Lulinha tenta anular R$ 10 mi da Lava Jato sendo alvo da CPI INSS

Filho de Lula, investigado por desvios no INSS via Conafer, busca derrubar cobrança fiscal da Receita em contratos suspeitos com Oi. CPMI aprova quebra de sigilos.

O empresário Fábio Luís Lula da Silva, conhecido como Lulinha, filho do presidente Luiz Inácio Lula da Silva, tornou-se alvo simultâneo de investigações no âmbito da CPMI do INSS e de uma disputa administrativa com a Receita Federal que envolve a cobrança de R$ 10 milhões em tributos. Enquanto tenta anular o débito fiscal relacionado a desdobramentos da Operação Lava Jato, ele também é investigado por suposta ligação com um esquema bilionário de descontos associativos irregulares em benefícios previdenciários.

A cobrança da Receita Federal tem origem em contratos firmados entre empresas ligadas a Lulinha, como a LILS Palestras e Eventos, e o grupo Oi/Telemar, que somariam cerca de R$ 100 milhões. O Fisco sustenta que não há comprovação efetiva da prestação de serviços previstos nos contratos, o que caracterizaria sonegação de impostos. A autuação administrativa alcança aproximadamente R$ 10 milhões. Embora o processo criminal derivado dessas apurações tenha sido arquivado após decisões do Supremo Tribunal Federal que anularam provas oriundas da delação do ex-presidente da OAS, Leo Pinheiro, a cobrança tributária segue em tramitação na esfera administrativa.

Paralelamente, a Comissão Parlamentar Mista de Inquérito que apura irregularidades no Instituto Nacional do Seguro Social investiga um suposto esquema de descontos associativos não autorizados, estimado em R$ 800 milhões entre 2022 e 2025, com repasses que teriam passado por entidades como a Conafer. Em 26 de fevereiro de 2026, por 14 votos a 7, a CPMI aprovou a quebra dos sigilos bancário, fiscal e telemático de Lulinha. A sessão foi marcada por tumulto e por um pedido de anulação apresentado por parlamentares do PT, que acabou rejeitado.

O relator da comissão, deputado Alfredo Gaspar (PL-AL), afirma haver indícios de que Lulinha teria atuado como “sócio oculto” em negócios ligados a Antônio Carlos Camilo Antunes, conhecido como “Careca do INSS”, preso nas investigações. Segundo o relatório preliminar, teriam sido identificados repasses de cerca de R$ 1,5 milhão por meio de empresa atribuída à empresária Roberta Luchsinger, apontada como próxima a Lulinha. Um Relatório de Inteligência Financeira do Coaf e mensagens apreendidas pela Polícia Federal mencionariam pagamentos mensais de R$ 300 mil com a expressão “é pro filho do rapaz”. A Polícia Federal também apura suspeitas de lavagem de dinheiro por meio de projetos relacionados à cannabis medicinal em Portugal.

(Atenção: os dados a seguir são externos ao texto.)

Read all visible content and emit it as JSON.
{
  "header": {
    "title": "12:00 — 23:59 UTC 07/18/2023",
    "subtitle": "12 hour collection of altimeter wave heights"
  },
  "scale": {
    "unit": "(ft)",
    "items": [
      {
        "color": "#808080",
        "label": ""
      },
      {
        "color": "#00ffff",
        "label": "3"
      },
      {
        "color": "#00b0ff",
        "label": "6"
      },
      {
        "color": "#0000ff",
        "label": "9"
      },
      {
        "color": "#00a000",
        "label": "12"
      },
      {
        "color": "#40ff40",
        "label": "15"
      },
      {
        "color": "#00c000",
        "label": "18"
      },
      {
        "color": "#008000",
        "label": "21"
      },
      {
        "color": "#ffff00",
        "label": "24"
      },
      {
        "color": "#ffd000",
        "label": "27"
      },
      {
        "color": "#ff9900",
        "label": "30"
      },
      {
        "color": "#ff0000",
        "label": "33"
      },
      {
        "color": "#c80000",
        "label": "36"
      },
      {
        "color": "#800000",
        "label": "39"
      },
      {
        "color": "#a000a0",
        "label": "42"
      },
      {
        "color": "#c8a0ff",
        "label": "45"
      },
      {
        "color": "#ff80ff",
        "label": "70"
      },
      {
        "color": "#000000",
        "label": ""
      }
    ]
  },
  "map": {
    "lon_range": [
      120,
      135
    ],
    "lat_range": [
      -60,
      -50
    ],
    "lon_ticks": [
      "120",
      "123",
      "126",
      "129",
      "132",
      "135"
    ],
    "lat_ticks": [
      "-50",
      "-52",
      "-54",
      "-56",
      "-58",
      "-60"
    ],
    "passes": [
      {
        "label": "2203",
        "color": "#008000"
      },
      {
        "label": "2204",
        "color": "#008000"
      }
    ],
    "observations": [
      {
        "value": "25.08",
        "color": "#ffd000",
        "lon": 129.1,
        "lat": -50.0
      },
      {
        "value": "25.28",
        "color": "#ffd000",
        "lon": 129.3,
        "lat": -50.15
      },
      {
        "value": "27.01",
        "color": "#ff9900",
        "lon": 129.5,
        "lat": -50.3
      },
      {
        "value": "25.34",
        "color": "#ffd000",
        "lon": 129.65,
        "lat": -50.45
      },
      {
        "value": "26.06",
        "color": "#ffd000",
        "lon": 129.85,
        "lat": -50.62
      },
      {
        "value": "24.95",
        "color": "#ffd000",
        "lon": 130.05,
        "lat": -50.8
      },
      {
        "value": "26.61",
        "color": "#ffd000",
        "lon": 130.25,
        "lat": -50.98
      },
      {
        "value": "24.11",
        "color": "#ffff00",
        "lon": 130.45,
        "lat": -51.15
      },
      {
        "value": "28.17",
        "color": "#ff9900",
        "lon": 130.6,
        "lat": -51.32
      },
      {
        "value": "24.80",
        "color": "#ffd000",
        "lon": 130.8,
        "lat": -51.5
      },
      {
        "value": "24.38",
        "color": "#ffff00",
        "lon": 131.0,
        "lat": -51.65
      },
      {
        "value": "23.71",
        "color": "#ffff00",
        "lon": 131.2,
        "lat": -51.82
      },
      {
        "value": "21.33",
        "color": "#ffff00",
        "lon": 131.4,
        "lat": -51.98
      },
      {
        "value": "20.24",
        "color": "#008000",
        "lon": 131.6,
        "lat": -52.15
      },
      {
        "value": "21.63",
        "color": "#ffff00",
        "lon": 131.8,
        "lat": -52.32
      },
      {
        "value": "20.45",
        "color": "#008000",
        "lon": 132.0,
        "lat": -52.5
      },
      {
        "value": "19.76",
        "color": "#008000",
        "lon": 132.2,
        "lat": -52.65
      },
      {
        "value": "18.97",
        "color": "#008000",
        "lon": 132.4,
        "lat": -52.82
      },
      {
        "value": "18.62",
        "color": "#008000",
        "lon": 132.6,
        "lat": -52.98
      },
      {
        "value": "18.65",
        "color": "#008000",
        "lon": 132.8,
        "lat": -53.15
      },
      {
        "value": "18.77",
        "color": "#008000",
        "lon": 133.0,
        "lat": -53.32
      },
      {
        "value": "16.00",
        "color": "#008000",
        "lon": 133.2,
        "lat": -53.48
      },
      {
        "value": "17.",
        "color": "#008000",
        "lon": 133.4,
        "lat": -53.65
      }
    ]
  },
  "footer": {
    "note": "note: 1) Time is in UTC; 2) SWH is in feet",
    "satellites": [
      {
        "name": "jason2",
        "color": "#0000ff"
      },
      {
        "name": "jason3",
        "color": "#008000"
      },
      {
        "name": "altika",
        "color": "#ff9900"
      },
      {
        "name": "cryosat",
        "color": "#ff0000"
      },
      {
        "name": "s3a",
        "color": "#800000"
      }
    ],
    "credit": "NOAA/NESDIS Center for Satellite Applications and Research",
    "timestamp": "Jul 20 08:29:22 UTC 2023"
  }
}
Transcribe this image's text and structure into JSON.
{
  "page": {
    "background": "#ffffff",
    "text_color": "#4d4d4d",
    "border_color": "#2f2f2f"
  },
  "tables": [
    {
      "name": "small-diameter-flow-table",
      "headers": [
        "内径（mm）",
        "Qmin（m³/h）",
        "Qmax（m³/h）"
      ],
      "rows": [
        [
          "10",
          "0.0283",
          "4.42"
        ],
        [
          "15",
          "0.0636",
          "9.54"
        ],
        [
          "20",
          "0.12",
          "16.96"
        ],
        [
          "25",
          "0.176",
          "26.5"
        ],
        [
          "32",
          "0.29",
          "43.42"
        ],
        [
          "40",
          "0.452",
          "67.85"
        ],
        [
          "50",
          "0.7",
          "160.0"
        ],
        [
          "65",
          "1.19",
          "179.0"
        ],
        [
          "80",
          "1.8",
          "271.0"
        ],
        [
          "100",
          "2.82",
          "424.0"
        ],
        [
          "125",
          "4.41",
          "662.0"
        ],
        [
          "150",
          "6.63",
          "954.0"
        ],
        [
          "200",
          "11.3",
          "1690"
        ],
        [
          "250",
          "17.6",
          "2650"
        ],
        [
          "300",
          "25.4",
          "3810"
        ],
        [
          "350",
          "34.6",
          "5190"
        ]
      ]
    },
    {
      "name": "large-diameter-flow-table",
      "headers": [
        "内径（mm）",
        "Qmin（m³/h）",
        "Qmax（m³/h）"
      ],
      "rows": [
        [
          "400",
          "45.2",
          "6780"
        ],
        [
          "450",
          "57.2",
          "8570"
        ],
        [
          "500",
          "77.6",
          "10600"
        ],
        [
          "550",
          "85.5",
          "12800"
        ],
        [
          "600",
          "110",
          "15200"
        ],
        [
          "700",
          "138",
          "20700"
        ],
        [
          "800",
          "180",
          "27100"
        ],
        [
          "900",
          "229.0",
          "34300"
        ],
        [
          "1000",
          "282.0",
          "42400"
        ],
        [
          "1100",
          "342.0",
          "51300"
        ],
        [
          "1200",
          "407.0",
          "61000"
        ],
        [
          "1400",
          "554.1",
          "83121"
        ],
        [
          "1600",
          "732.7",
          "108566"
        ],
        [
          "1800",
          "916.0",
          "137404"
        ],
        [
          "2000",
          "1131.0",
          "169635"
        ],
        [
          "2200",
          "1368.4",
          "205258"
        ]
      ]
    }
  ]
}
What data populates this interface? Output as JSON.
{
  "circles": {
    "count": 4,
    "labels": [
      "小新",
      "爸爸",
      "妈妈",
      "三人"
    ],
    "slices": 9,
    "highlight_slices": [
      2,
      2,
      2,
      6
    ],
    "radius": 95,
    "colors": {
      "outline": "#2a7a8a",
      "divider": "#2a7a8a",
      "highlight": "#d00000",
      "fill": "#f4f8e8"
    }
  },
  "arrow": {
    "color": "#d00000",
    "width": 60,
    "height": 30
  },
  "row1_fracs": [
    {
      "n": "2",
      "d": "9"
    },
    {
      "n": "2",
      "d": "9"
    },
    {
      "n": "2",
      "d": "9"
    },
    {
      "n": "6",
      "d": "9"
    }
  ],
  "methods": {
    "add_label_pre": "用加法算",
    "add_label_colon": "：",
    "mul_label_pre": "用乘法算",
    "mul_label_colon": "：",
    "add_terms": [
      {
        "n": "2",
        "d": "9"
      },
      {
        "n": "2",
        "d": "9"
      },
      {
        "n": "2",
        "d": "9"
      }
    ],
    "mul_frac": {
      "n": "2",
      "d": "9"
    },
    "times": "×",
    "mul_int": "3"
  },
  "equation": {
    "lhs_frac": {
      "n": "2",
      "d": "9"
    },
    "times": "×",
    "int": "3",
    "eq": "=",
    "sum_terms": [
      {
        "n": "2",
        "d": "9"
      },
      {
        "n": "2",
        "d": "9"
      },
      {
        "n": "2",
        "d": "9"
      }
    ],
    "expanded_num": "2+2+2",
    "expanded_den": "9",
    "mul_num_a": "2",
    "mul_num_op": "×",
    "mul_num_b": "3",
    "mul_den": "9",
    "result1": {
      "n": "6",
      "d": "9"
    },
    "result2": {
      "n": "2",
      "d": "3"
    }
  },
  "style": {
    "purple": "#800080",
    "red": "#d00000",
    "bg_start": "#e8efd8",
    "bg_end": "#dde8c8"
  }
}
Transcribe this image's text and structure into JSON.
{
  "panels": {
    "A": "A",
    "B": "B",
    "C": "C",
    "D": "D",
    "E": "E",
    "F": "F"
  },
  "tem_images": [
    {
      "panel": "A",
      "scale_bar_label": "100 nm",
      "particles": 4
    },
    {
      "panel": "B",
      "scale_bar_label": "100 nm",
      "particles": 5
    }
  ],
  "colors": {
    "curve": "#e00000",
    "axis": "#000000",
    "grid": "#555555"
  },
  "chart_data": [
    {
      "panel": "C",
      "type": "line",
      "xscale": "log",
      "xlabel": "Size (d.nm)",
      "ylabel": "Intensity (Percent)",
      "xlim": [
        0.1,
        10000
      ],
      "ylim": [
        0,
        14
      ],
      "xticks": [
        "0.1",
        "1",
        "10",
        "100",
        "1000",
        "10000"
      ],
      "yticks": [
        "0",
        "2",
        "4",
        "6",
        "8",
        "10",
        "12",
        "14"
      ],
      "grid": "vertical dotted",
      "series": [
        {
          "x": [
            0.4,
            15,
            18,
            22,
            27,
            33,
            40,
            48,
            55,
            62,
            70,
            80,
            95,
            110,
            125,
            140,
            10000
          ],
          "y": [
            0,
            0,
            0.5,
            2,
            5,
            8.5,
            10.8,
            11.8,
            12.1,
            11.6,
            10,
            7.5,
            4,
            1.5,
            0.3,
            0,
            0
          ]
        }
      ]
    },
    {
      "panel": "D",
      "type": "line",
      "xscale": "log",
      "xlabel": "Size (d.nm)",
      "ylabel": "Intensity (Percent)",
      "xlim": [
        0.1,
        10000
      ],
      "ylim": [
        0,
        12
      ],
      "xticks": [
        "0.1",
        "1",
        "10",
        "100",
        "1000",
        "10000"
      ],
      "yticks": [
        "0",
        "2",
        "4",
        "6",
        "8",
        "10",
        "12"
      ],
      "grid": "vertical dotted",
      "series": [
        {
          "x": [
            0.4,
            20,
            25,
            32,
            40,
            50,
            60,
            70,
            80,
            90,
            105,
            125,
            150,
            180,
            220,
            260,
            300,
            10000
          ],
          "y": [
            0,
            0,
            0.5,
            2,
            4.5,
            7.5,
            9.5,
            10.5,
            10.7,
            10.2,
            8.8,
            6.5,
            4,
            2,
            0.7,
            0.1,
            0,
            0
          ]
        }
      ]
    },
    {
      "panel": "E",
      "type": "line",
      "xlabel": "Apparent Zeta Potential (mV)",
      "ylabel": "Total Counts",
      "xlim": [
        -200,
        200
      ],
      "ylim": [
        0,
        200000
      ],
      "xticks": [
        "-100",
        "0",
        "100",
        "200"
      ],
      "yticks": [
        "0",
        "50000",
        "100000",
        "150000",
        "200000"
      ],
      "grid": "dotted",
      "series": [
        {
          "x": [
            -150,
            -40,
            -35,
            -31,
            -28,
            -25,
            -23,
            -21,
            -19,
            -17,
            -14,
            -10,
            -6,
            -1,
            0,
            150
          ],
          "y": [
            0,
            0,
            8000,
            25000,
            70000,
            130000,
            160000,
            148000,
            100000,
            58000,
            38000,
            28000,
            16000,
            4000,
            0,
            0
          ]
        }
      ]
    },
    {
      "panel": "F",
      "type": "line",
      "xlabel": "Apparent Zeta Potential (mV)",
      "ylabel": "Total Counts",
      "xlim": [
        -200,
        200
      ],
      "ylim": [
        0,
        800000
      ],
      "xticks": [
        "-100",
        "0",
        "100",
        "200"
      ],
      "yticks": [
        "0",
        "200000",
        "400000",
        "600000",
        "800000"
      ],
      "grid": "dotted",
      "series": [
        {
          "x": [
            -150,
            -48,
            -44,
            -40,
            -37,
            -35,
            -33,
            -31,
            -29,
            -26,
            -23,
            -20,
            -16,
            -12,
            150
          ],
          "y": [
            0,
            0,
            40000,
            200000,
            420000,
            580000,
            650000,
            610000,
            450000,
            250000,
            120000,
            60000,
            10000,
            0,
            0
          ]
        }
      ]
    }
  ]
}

Em depoimentos colhidos na Operação Sem Desconto, uma testemunha afirmou que Lulinha teria recebido R$ 25 milhões, além de uma mesada de R$ 300 mil, valores atribuídos a Antunes. A defesa nega as acusações. O contador Muniz Leite, que presta serviços à família Lula, também é citado como destinatário de boletos supostamente ligados ao esquema. Roberta Luchsinger teria sido mencionada em conversas como responsável por movimentações patrimoniais sob suspeita.

Em julho de 2025, Lulinha transferiu residência para a Espanha, movimento que ocorreu após a divulgação de informações sobre as investigações. A CPMI chegou a aprovar sua convocação em dezembro de 2025, mas a oitiva não foi realizada. Com a quebra dos sigilos, parlamentares da oposição intensificaram a pressão para que ele preste depoimento. Integrantes do Palácio do Planalto, segundo relatos de bastidores, atuaram junto a membros da comissão para evitar o que classificam como perseguição política.

Por meio de advogados, Lulinha nega qualquer participação em irregularidades, afirma que as acusações são infundadas e sustenta que provas vinculadas à Lava Jato foram declaradas nulas pelo STF, o que, em sua avaliação, comprometeria a base da cobrança fiscal. A Receita Federal e a Polícia Federal mantêm as apurações em curso, enquanto a CPMI do INSS avança na análise de documentos e depoimentos para consolidar seu relatório final.